エディス支援作戦 2
1944年1月6日 06:00
「爆破するぞ!下がれーッ!」
工兵の掛け声とともに前線に展開していた兵達が後退する。工兵はそれを確認した後導火線に点火、数秒後には轟音とともに建物が倒壊し道路を塞ぐ。もはや見慣れた光景であった。
東大陸中央部、東西を繋ぐ地峡に位置するここエディス市北部ではここ数日間、敵の陽動と思しき攻勢が絶え間無く続いている。しかし陽動とは言え装甲車両や砲兵火力も投入した攻勢であり、まともな対抗手段を持たない国家連合陸軍にとっては悲惨な防衛戦となっている。その中でもこの第2軍隷下の第2中隊が守る街道は主要道の一つであり、大型車両が通行できる数少ない道路であった。そのため敵の攻勢も激しく、同じ街道の守備についていた第3中隊は壊滅し後退している。また名前の上では中隊となっているが戦闘に次ぐ戦闘によりその数は削られ、現在では第3中隊の残存兵を統合してもなお実質3個小隊弱の戦力となっている。
「クロスボウの再装填をしておけ。すぐに来るぞ!」
中隊長であるウェイガンから怒声が飛ぶ。部下達は急いで再装填を開始するも、鉉が固くそう素早くは行えない。また何人かの部下はいつの間にやら鹵獲していた銃を弄くり回している。そうこうしている内に敵の前衛が目視出来る位置まで近づいて来る。そしてその中には国家連合軍にとって忌々しい事この上ない敵が含まれていた。
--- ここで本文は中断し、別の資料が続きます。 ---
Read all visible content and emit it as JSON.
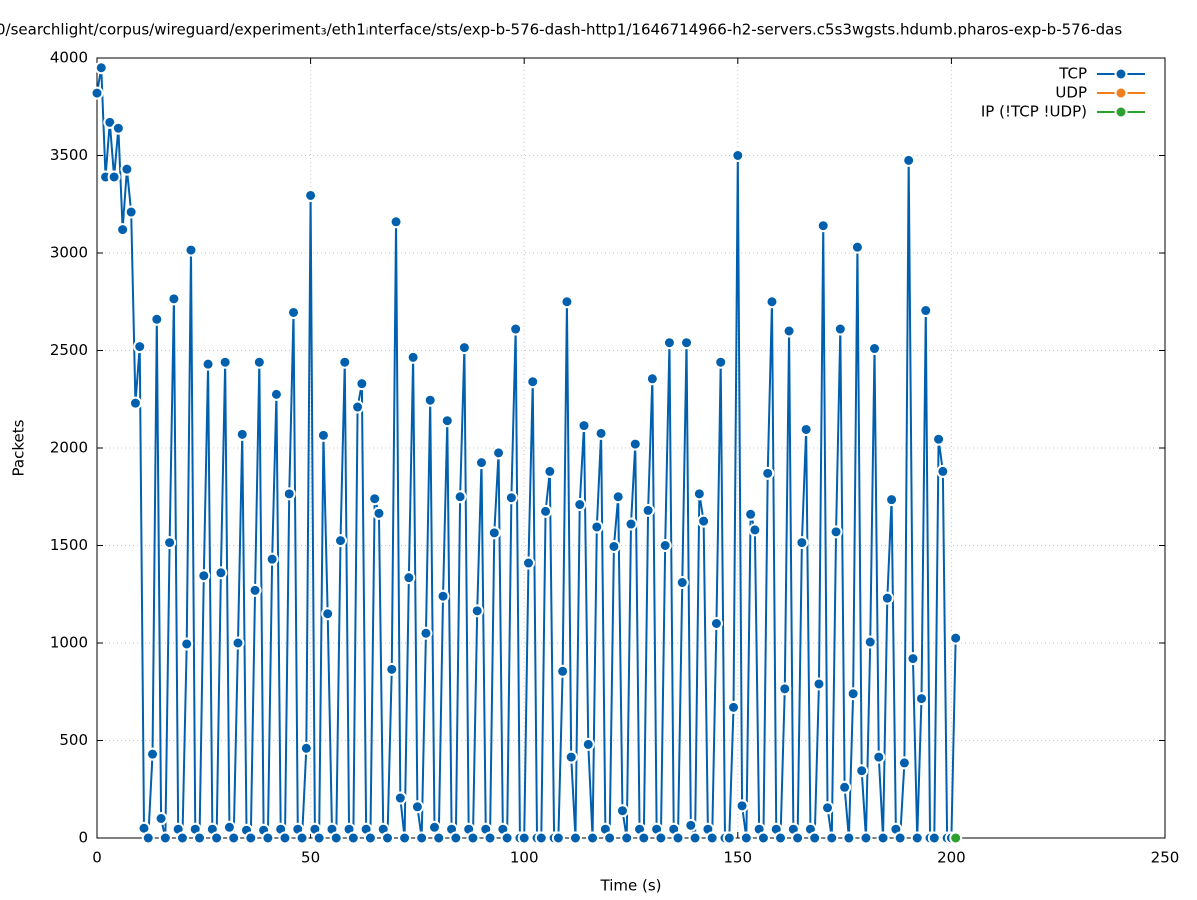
{
  "chart_data": {
    "type": "line",
    "title": "0/searchlight/corpus/wireguard/experiment₃/eth1ᵢnterface/sts/exp-b-576-dash-http1/1646714966-h2-servers.c5s3wgsts.hdumb.pharos-exp-b-576-das",
    "xlabel": "Time (s)",
    "ylabel": "Packets",
    "xlim": [
      0,
      250
    ],
    "xticks": [
      0,
      50,
      100,
      150,
      200,
      250
    ],
    "ylim": [
      0,
      4000
    ],
    "yticks": [
      0,
      500,
      1000,
      1500,
      2000,
      2500,
      3000,
      3500,
      4000
    ],
    "grid": true,
    "legend": "top-right",
    "series": [
      {
        "name": "TCP",
        "color": "#0060ad",
        "x": [
          0,
          1,
          2,
          3,
          4,
          5,
          6,
          7,
          8,
          9,
          10,
          11,
          12,
          13,
          14,
          15,
          16,
          17,
          18,
          19,
          20,
          21,
          22,
          23,
          24,
          25,
          26,
          27,
          28,
          29,
          30,
          31,
          32,
          33,
          34,
          35,
          36,
          37,
          38,
          39,
          40,
          41,
          42,
          43,
          44,
          45,
          46,
          47,
          48,
          49,
          50,
          51,
          52,
          53,
          54,
          55,
          56,
          57,
          58,
          59,
          60,
          61,
          62,
          63,
          64,
          65,
          66,
          67,
          68,
          69,
          70,
          71,
          72,
          73,
          74,
          75,
          76,
          77,
          78,
          79,
          80,
          81,
          82,
          83,
          84,
          85,
          86,
          87,
          88,
          89,
          90,
          91,
          92,
          93,
          94,
          95,
          96,
          97,
          98,
          99,
          100,
          101,
          102,
          103,
          104,
          105,
          106,
          107,
          108,
          109,
          110,
          111,
          112,
          113,
          114,
          115,
          116,
          117,
          118,
          119,
          120,
          121,
          122,
          123,
          124,
          125,
          126,
          127,
          128,
          129,
          130,
          131,
          132,
          133,
          134,
          135,
          136,
          137,
          138,
          139,
          140,
          141,
          142,
          143,
          144,
          145,
          146,
          147,
          148,
          149,
          150,
          151,
          152,
          153,
          154,
          155,
          156,
          157,
          158,
          159,
          160,
          161,
          162,
          163,
          164,
          165,
          166,
          167,
          168,
          169,
          170,
          171,
          172,
          173,
          174,
          175,
          176,
          177,
          178,
          179,
          180,
          181,
          182,
          183,
          184,
          185,
          186,
          187,
          188,
          189,
          190,
          191,
          192,
          193,
          194,
          195,
          196,
          197,
          198,
          199,
          200,
          201
        ],
        "values": [
          3820,
          3950,
          3390,
          3670,
          3390,
          3640,
          3120,
          3430,
          3210,
          2230,
          2520,
          50,
          0,
          430,
          2660,
          100,
          0,
          1515,
          2765,
          45,
          0,
          995,
          3015,
          45,
          0,
          1345,
          2430,
          45,
          0,
          1360,
          2440,
          55,
          0,
          1000,
          2070,
          40,
          0,
          1270,
          2440,
          40,
          0,
          1430,
          2275,
          45,
          0,
          1765,
          2695,
          45,
          0,
          460,
          3295,
          45,
          0,
          2065,
          1150,
          45,
          0,
          1525,
          2440,
          45,
          0,
          2210,
          2330,
          45,
          0,
          1740,
          1665,
          45,
          0,
          865,
          3160,
          205,
          0,
          1335,
          2465,
          160,
          0,
          1050,
          2245,
          55,
          0,
          1240,
          2140,
          45,
          0,
          1750,
          2515,
          45,
          0,
          1165,
          1925,
          45,
          0,
          1565,
          1975,
          45,
          0,
          1745,
          2610,
          0,
          0,
          1410,
          2340,
          0,
          0,
          1675,
          1880,
          0,
          0,
          855,
          2750,
          415,
          0,
          1710,
          2115,
          480,
          0,
          1595,
          2075,
          45,
          0,
          1495,
          1750,
          140,
          0,
          1610,
          2020,
          45,
          0,
          1680,
          2355,
          45,
          0,
          1500,
          2540,
          45,
          0,
          1310,
          2540,
          65,
          0,
          1765,
          1625,
          45,
          0,
          1100,
          2440,
          0,
          0,
          670,
          3500,
          165,
          0,
          1660,
          1580,
          45,
          0,
          1870,
          2750,
          45,
          0,
          765,
          2600,
          45,
          0,
          1515,
          2095,
          45,
          0,
          790,
          3140,
          155,
          0,
          1570,
          2610,
          260,
          0,
          740,
          3030,
          345,
          0,
          1005,
          2510,
          415,
          0,
          1230,
          1735,
          45,
          0,
          385,
          3475,
          920,
          0,
          715,
          2705,
          0,
          0,
          2045,
          1880,
          0,
          0,
          1025
        ]
      },
      {
        "name": "UDP",
        "color": "#f07f1a",
        "x": [],
        "values": []
      },
      {
        "name": "IP (!TCP  !UDP)",
        "color": "#2ca02c",
        "x": [
          201
        ],
        "values": [
          0
        ]
      }
    ]
  }
}
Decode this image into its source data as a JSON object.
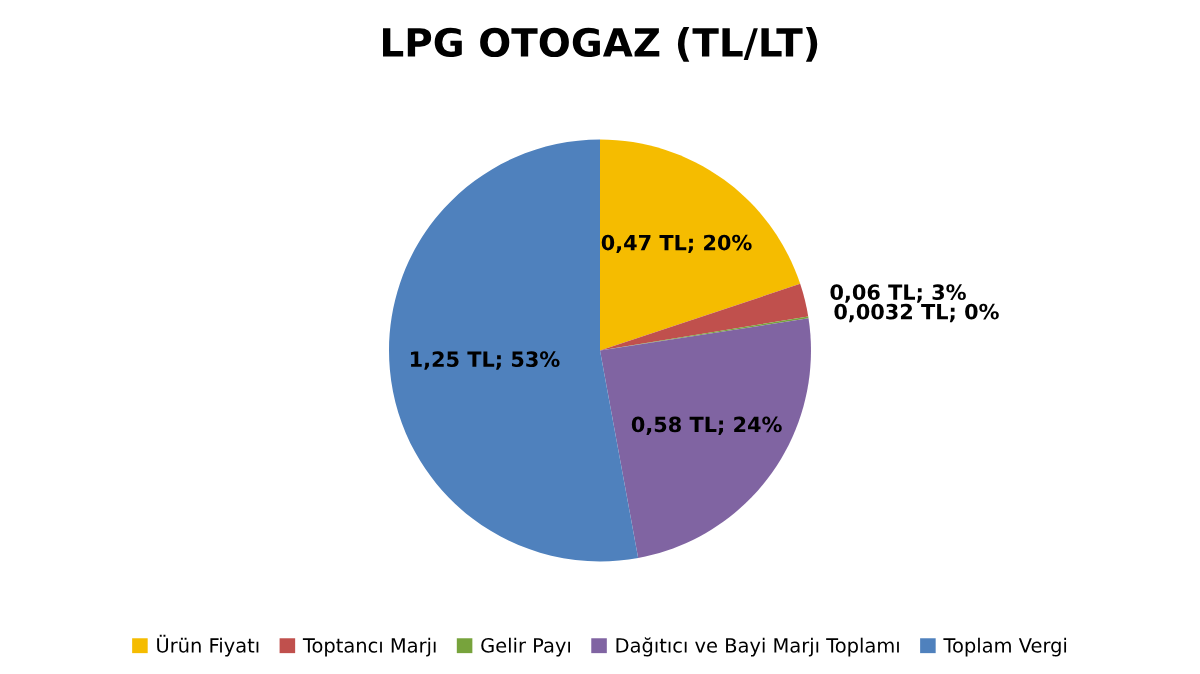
{
  "chart_data": {
    "type": "pie",
    "title": "LPG OTOGAZ (TL/LT)",
    "categories": [
      "Ürün Fiyatı",
      "Toptancı Marjı",
      "Gelir Payı",
      "Dağıtıcı ve Bayi Marjı Toplamı",
      "Toplam Vergi"
    ],
    "values": [
      0.47,
      0.06,
      0.0032,
      0.58,
      1.25
    ],
    "colors": [
      "#f5bc00",
      "#c0504d",
      "#77a33c",
      "#8064a2",
      "#4f81bd"
    ],
    "value_labels": [
      "0,47 TL; 20%",
      "0,06 TL; 3%",
      "0,0032 TL; 0%",
      "0,58 TL; 24%",
      "1,25 TL; 53%"
    ],
    "legend": "bottom"
  }
}
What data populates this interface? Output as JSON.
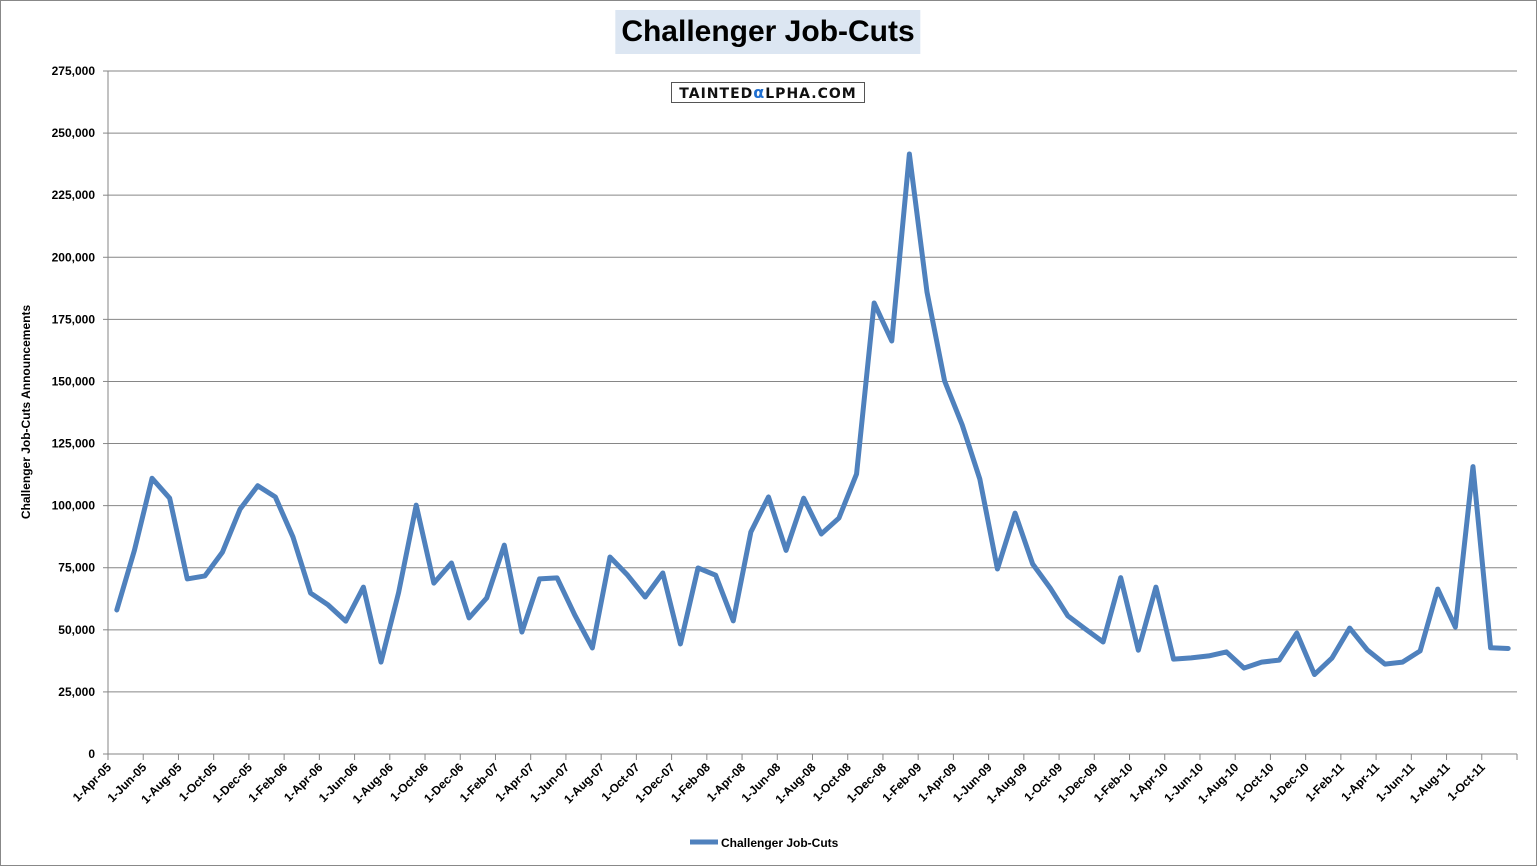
{
  "chart_data": {
    "type": "line",
    "title": "Challenger Job-Cuts",
    "watermark": "TAINTEDαLPHA.COM",
    "xlabel": "",
    "ylabel": "Challenger Job-Cuts Announcements",
    "ylim": [
      0,
      275000
    ],
    "y_ticks": [
      "0",
      "25,000",
      "50,000",
      "75,000",
      "100,000",
      "125,000",
      "150,000",
      "175,000",
      "200,000",
      "225,000",
      "250,000",
      "275,000"
    ],
    "x_tick_labels": [
      "1-Apr-05",
      "1-Jun-05",
      "1-Aug-05",
      "1-Oct-05",
      "1-Dec-05",
      "1-Feb-06",
      "1-Apr-06",
      "1-Jun-06",
      "1-Aug-06",
      "1-Oct-06",
      "1-Dec-06",
      "1-Feb-07",
      "1-Apr-07",
      "1-Jun-07",
      "1-Aug-07",
      "1-Oct-07",
      "1-Dec-07",
      "1-Feb-08",
      "1-Apr-08",
      "1-Jun-08",
      "1-Aug-08",
      "1-Oct-08",
      "1-Dec-08",
      "1-Feb-09",
      "1-Apr-09",
      "1-Jun-09",
      "1-Aug-09",
      "1-Oct-09",
      "1-Dec-09",
      "1-Feb-10",
      "1-Apr-10",
      "1-Jun-10",
      "1-Aug-10",
      "1-Oct-10",
      "1-Dec-10",
      "1-Feb-11",
      "1-Apr-11",
      "1-Jun-11",
      "1-Aug-11",
      "1-Oct-11"
    ],
    "grid": true,
    "legend_position": "bottom",
    "color": "#4f81bd",
    "series": [
      {
        "name": "Challenger Job-Cuts",
        "start_month": "Apr-05",
        "values": [
          58000,
          82000,
          111000,
          103000,
          70500,
          71700,
          81300,
          98600,
          108000,
          103500,
          87400,
          64800,
          60000,
          53500,
          67200,
          37000,
          65000,
          100200,
          68800,
          76900,
          54800,
          62800,
          84100,
          49100,
          70500,
          70900,
          56000,
          42700,
          79300,
          72000,
          63200,
          72900,
          44300,
          74900,
          72000,
          53600,
          89400,
          103500,
          82000,
          103000,
          88600,
          95000,
          112700,
          181600,
          166300,
          241600,
          186000,
          150200,
          132500,
          110700,
          74500,
          97000,
          76500,
          66800,
          55600,
          50300,
          45100,
          71000,
          41800,
          67200,
          38200,
          38700,
          39500,
          41100,
          34600,
          37000,
          37800,
          48700,
          32000,
          38700,
          50700,
          41900,
          36200,
          37000,
          41500,
          66400,
          51100,
          115700,
          42800,
          42500
        ]
      }
    ]
  }
}
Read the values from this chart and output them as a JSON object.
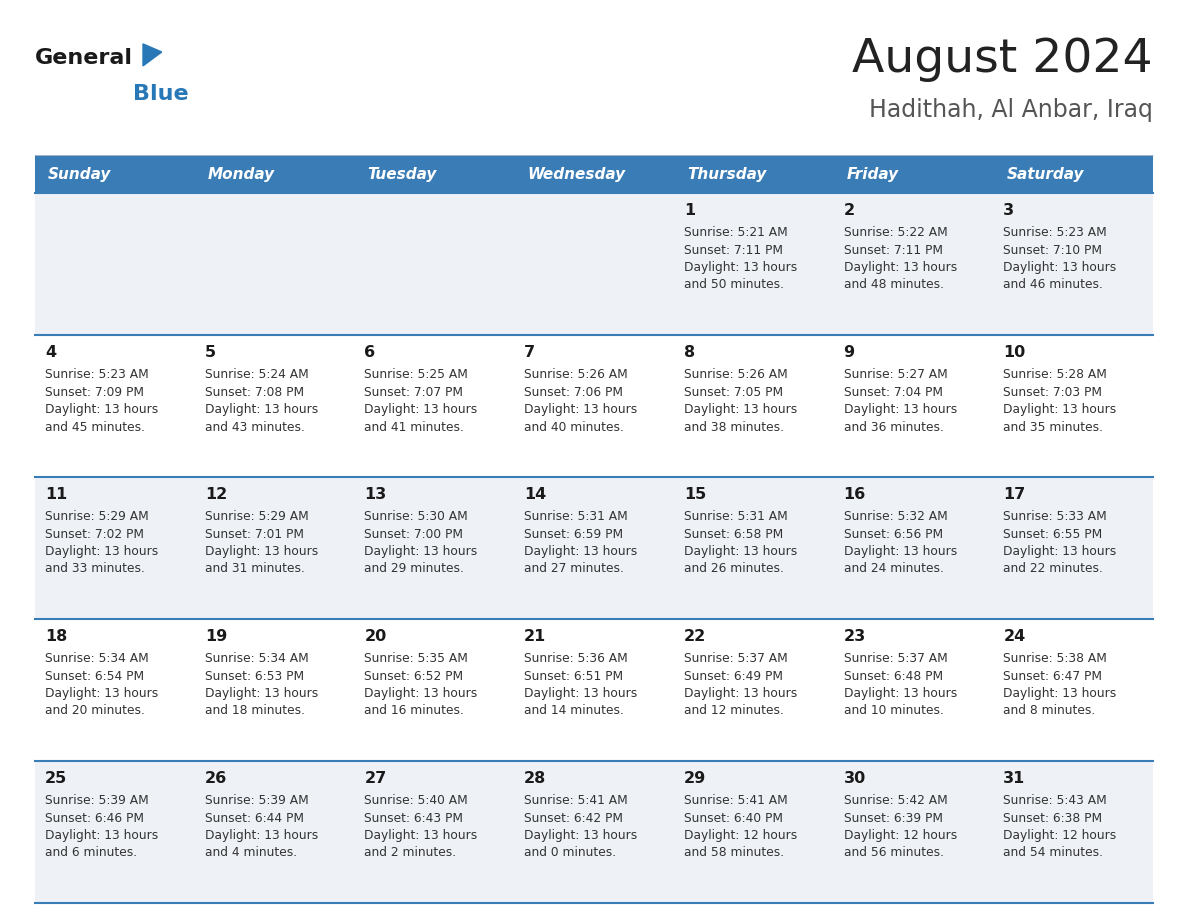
{
  "title": "August 2024",
  "subtitle": "Hadithah, Al Anbar, Iraq",
  "days_of_week": [
    "Sunday",
    "Monday",
    "Tuesday",
    "Wednesday",
    "Thursday",
    "Friday",
    "Saturday"
  ],
  "header_bg": "#3a7cb5",
  "header_text": "#ffffff",
  "row_bg_odd": "#eef2f7",
  "row_bg_even": "#ffffff",
  "title_color": "#222222",
  "subtitle_color": "#555555",
  "day_number_color": "#1a1a1a",
  "cell_text_color": "#333333",
  "grid_line_color": "#3a7cb5",
  "logo_general_color": "#1a1a1a",
  "logo_blue_color": "#2878b8",
  "calendar": [
    [
      {
        "day": null,
        "sunrise": null,
        "sunset": null,
        "daylight": null
      },
      {
        "day": null,
        "sunrise": null,
        "sunset": null,
        "daylight": null
      },
      {
        "day": null,
        "sunrise": null,
        "sunset": null,
        "daylight": null
      },
      {
        "day": null,
        "sunrise": null,
        "sunset": null,
        "daylight": null
      },
      {
        "day": 1,
        "sunrise": "5:21 AM",
        "sunset": "7:11 PM",
        "daylight": "13 hours\nand 50 minutes."
      },
      {
        "day": 2,
        "sunrise": "5:22 AM",
        "sunset": "7:11 PM",
        "daylight": "13 hours\nand 48 minutes."
      },
      {
        "day": 3,
        "sunrise": "5:23 AM",
        "sunset": "7:10 PM",
        "daylight": "13 hours\nand 46 minutes."
      }
    ],
    [
      {
        "day": 4,
        "sunrise": "5:23 AM",
        "sunset": "7:09 PM",
        "daylight": "13 hours\nand 45 minutes."
      },
      {
        "day": 5,
        "sunrise": "5:24 AM",
        "sunset": "7:08 PM",
        "daylight": "13 hours\nand 43 minutes."
      },
      {
        "day": 6,
        "sunrise": "5:25 AM",
        "sunset": "7:07 PM",
        "daylight": "13 hours\nand 41 minutes."
      },
      {
        "day": 7,
        "sunrise": "5:26 AM",
        "sunset": "7:06 PM",
        "daylight": "13 hours\nand 40 minutes."
      },
      {
        "day": 8,
        "sunrise": "5:26 AM",
        "sunset": "7:05 PM",
        "daylight": "13 hours\nand 38 minutes."
      },
      {
        "day": 9,
        "sunrise": "5:27 AM",
        "sunset": "7:04 PM",
        "daylight": "13 hours\nand 36 minutes."
      },
      {
        "day": 10,
        "sunrise": "5:28 AM",
        "sunset": "7:03 PM",
        "daylight": "13 hours\nand 35 minutes."
      }
    ],
    [
      {
        "day": 11,
        "sunrise": "5:29 AM",
        "sunset": "7:02 PM",
        "daylight": "13 hours\nand 33 minutes."
      },
      {
        "day": 12,
        "sunrise": "5:29 AM",
        "sunset": "7:01 PM",
        "daylight": "13 hours\nand 31 minutes."
      },
      {
        "day": 13,
        "sunrise": "5:30 AM",
        "sunset": "7:00 PM",
        "daylight": "13 hours\nand 29 minutes."
      },
      {
        "day": 14,
        "sunrise": "5:31 AM",
        "sunset": "6:59 PM",
        "daylight": "13 hours\nand 27 minutes."
      },
      {
        "day": 15,
        "sunrise": "5:31 AM",
        "sunset": "6:58 PM",
        "daylight": "13 hours\nand 26 minutes."
      },
      {
        "day": 16,
        "sunrise": "5:32 AM",
        "sunset": "6:56 PM",
        "daylight": "13 hours\nand 24 minutes."
      },
      {
        "day": 17,
        "sunrise": "5:33 AM",
        "sunset": "6:55 PM",
        "daylight": "13 hours\nand 22 minutes."
      }
    ],
    [
      {
        "day": 18,
        "sunrise": "5:34 AM",
        "sunset": "6:54 PM",
        "daylight": "13 hours\nand 20 minutes."
      },
      {
        "day": 19,
        "sunrise": "5:34 AM",
        "sunset": "6:53 PM",
        "daylight": "13 hours\nand 18 minutes."
      },
      {
        "day": 20,
        "sunrise": "5:35 AM",
        "sunset": "6:52 PM",
        "daylight": "13 hours\nand 16 minutes."
      },
      {
        "day": 21,
        "sunrise": "5:36 AM",
        "sunset": "6:51 PM",
        "daylight": "13 hours\nand 14 minutes."
      },
      {
        "day": 22,
        "sunrise": "5:37 AM",
        "sunset": "6:49 PM",
        "daylight": "13 hours\nand 12 minutes."
      },
      {
        "day": 23,
        "sunrise": "5:37 AM",
        "sunset": "6:48 PM",
        "daylight": "13 hours\nand 10 minutes."
      },
      {
        "day": 24,
        "sunrise": "5:38 AM",
        "sunset": "6:47 PM",
        "daylight": "13 hours\nand 8 minutes."
      }
    ],
    [
      {
        "day": 25,
        "sunrise": "5:39 AM",
        "sunset": "6:46 PM",
        "daylight": "13 hours\nand 6 minutes."
      },
      {
        "day": 26,
        "sunrise": "5:39 AM",
        "sunset": "6:44 PM",
        "daylight": "13 hours\nand 4 minutes."
      },
      {
        "day": 27,
        "sunrise": "5:40 AM",
        "sunset": "6:43 PM",
        "daylight": "13 hours\nand 2 minutes."
      },
      {
        "day": 28,
        "sunrise": "5:41 AM",
        "sunset": "6:42 PM",
        "daylight": "13 hours\nand 0 minutes."
      },
      {
        "day": 29,
        "sunrise": "5:41 AM",
        "sunset": "6:40 PM",
        "daylight": "12 hours\nand 58 minutes."
      },
      {
        "day": 30,
        "sunrise": "5:42 AM",
        "sunset": "6:39 PM",
        "daylight": "12 hours\nand 56 minutes."
      },
      {
        "day": 31,
        "sunrise": "5:43 AM",
        "sunset": "6:38 PM",
        "daylight": "12 hours\nand 54 minutes."
      }
    ]
  ]
}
「くそッ、装甲車だ!魔道分隊は攻撃準備、他は敵を引きつけるぞ!」
命令を発し終わる前に連続した轟音とともに飛来した敵弾が耳朶を掠める。幸いな事に負傷者は発生しなかったが既にこちらの位置は露呈しているようだ。その攻撃に対しウェイガンは瓦礫の影に身を隠しつつ攻撃の機会を伺う。
「中隊長、竜騎兵の支援は無いのですか!?」
パニックを起こしかけている部下からの悲痛な叫びが聞こえるが、そんなものはとうの昔に壊滅している。要請を送ってはいるものの受理されたことは一度もない。竜騎兵どころか歩兵の増援ですら来ないのだ。何処もかしこも兵力不足。重要地点以外はとうの昔に放棄されており、現在展開している兵はどれも動かす事ができない。そして予備兵力は、無い。理屈の上では理解できるがどうしても見捨てられたという感情が湧いて来る。
「何度も要請しているが、返答はない」
感情を噛み殺しながら呟いたウェイガンのその一言で中隊員の皆の表情が悲痛なものとなる。しかし絶望している暇は無い。敵はすぐそこまで迫って来ているのだ。
「来るぞ……」
姿形は見えないが、恐怖を引き立てる轟音は確実に近づいて来ている。しかしこの状態でも恐慌状態に陥らないこの中隊は賞賛に値するだろう。実際、中央大陸戦役などでは見慣れぬ巨大兵器に対して部隊が恐慌状態に陥り、戦線崩壊へと繋がった例もある。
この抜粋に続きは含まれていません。